6. Since then, this is the closest I’ve been to the church, with no intention of stepping inside. To me, the building is just someplace to take photos of. Where once it felt like home and it’s people; family, now it feels nothing like that.

The combination of words and photographs are designed to tell a particular story, one of growing to belong someplace but eventually to lose that sense of belonging. Each of the images, if taken standalone allow the viewer to interpret them in any way that they see fit, but when combined with the words I hope that the viewer will find a deeper meaning behind to the images.

Analysing the images

The following bullets relate to each of the images above.
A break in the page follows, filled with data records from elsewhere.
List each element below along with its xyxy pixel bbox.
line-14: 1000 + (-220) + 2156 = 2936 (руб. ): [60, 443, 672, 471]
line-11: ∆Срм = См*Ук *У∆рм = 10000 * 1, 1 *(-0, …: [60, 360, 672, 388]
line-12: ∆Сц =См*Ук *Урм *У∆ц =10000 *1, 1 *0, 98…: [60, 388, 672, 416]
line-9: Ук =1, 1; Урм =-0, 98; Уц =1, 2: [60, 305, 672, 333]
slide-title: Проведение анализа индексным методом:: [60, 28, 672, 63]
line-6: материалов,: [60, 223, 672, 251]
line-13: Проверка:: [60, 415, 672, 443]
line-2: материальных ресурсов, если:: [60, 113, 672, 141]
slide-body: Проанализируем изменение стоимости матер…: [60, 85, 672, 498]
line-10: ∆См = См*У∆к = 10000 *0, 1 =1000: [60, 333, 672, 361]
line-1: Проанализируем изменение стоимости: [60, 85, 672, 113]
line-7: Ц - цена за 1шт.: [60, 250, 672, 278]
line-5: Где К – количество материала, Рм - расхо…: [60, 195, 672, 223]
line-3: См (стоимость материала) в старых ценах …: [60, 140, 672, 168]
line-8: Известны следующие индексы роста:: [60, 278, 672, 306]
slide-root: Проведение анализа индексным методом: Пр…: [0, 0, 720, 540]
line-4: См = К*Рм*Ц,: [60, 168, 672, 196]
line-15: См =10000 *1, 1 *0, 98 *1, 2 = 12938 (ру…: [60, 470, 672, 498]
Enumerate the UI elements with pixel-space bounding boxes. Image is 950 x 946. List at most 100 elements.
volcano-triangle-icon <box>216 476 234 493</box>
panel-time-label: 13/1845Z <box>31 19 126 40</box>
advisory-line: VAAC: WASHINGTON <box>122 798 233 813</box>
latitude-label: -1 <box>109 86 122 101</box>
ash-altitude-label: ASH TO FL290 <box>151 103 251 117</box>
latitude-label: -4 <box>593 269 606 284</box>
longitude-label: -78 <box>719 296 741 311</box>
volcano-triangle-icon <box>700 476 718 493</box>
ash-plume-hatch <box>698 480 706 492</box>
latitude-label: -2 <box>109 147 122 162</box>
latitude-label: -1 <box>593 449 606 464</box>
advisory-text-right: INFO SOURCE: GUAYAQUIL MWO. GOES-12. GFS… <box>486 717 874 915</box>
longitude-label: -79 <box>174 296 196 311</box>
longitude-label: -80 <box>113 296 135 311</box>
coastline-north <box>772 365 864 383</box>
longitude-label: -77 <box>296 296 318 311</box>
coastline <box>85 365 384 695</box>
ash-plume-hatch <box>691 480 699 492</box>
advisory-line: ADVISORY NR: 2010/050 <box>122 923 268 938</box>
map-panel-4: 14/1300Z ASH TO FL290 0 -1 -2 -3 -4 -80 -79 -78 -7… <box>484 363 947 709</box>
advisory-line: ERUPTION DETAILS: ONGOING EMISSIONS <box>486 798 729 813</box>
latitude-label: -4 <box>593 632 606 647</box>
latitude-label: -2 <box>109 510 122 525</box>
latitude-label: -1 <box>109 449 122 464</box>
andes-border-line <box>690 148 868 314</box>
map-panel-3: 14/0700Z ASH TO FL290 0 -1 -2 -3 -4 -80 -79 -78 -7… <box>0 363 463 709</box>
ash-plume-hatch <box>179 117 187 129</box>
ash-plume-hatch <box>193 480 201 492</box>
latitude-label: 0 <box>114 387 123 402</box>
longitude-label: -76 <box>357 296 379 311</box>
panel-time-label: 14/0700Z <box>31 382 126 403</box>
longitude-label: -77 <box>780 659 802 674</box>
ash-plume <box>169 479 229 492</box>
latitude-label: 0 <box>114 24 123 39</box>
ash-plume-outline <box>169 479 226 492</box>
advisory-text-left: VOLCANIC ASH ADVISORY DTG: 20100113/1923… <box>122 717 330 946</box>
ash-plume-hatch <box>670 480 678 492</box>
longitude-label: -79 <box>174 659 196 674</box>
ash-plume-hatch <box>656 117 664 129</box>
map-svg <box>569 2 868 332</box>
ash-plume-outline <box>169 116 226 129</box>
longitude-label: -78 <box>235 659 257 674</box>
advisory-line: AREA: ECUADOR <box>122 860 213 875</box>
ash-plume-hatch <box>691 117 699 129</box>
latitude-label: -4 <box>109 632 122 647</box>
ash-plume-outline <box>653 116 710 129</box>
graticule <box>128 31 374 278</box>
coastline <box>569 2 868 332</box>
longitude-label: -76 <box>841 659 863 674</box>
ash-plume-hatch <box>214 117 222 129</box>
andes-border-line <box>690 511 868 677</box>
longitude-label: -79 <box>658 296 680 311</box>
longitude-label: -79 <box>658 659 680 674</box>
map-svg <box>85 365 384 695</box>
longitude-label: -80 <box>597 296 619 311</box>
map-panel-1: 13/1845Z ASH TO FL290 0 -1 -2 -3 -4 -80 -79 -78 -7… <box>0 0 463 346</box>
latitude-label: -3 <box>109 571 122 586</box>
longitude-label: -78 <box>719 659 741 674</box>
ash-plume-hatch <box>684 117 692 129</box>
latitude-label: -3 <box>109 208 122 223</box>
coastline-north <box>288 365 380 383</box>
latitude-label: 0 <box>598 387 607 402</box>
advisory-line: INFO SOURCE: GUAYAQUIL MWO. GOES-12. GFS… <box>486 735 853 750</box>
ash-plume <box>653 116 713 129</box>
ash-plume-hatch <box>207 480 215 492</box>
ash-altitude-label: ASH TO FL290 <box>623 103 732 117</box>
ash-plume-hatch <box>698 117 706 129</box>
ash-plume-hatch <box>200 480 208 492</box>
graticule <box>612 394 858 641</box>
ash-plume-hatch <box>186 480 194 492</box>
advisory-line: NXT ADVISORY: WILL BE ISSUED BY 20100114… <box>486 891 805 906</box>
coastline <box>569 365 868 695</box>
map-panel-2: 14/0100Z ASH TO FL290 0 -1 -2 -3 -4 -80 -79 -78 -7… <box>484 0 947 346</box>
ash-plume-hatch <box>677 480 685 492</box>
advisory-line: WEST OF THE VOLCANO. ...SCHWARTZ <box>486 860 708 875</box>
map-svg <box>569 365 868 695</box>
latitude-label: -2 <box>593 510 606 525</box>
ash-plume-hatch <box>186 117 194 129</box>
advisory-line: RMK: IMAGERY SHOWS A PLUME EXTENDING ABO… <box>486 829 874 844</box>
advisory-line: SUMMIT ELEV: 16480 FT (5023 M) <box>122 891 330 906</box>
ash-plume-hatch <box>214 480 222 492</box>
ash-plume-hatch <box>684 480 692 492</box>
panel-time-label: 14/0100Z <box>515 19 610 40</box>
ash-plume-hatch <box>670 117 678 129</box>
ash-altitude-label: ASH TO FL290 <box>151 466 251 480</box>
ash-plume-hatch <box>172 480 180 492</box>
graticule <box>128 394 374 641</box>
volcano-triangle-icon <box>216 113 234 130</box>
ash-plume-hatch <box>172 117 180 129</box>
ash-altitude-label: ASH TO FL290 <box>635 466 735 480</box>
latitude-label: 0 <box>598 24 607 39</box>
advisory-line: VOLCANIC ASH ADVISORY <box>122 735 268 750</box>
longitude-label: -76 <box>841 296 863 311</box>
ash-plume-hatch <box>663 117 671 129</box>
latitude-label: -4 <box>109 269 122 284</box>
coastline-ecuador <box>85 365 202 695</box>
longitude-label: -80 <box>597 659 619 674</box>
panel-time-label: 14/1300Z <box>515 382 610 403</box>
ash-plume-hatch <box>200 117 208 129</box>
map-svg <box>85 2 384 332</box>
  1. I think the main thing that I wouldn’t have included in this image if I’d noticed is the figure and arm reaching into the scene on the left hand side. I would have waited a fraction longer until they’d moved out of shot. Similarly with the disembodied foot. Looking at the image with regards to what is there, the sky seems just one colour until you notice the clouds just hovering above the rock that the children are standing on.
  2. In the second image, the building at the left of the shot could have been removed by a slight changed of position. Cropping the image would remove it but that would result in the lower branches on the tree no longer coming together. The thing that I’ve noticed with the image that I hadn’t picked up on properly was the tracks in the snow on the left hand side of the image. The tracks going up the path were obvious and showed that someone had walked up to the church that way. The tracks in the snow give a clue to the kind of wildlife that had been there before me.
  3. The thing I notice about this image when looking at it are the things that would have escaped my notice not just when taking the image, but also when in the church normally. The hook-like object on the wall, the signs of wear and tear on the lecturn and the footstool. This is a place that has been used, for centuries in fact, and is still capable of showing you more if you take the time to really look.
  4. This was a really hard photograph to capture. Stain glass windows are beautiful things but trying to get the detail of the window while still having some of the detail of the area surrounding it was a challenge. I had to carefully adjust the image in Photoshop to get it like this.
  5. Looking at this image, the one thing that leaps out at me is the book that is just dropping out of the shot on the left. This is annoying as I took a lot of care with positioning everything in the display.
  6. The one thing I’ve noticed looking at this image is the way that the windows to the right of the grave monument, look like two people. Something that was completely unintentional.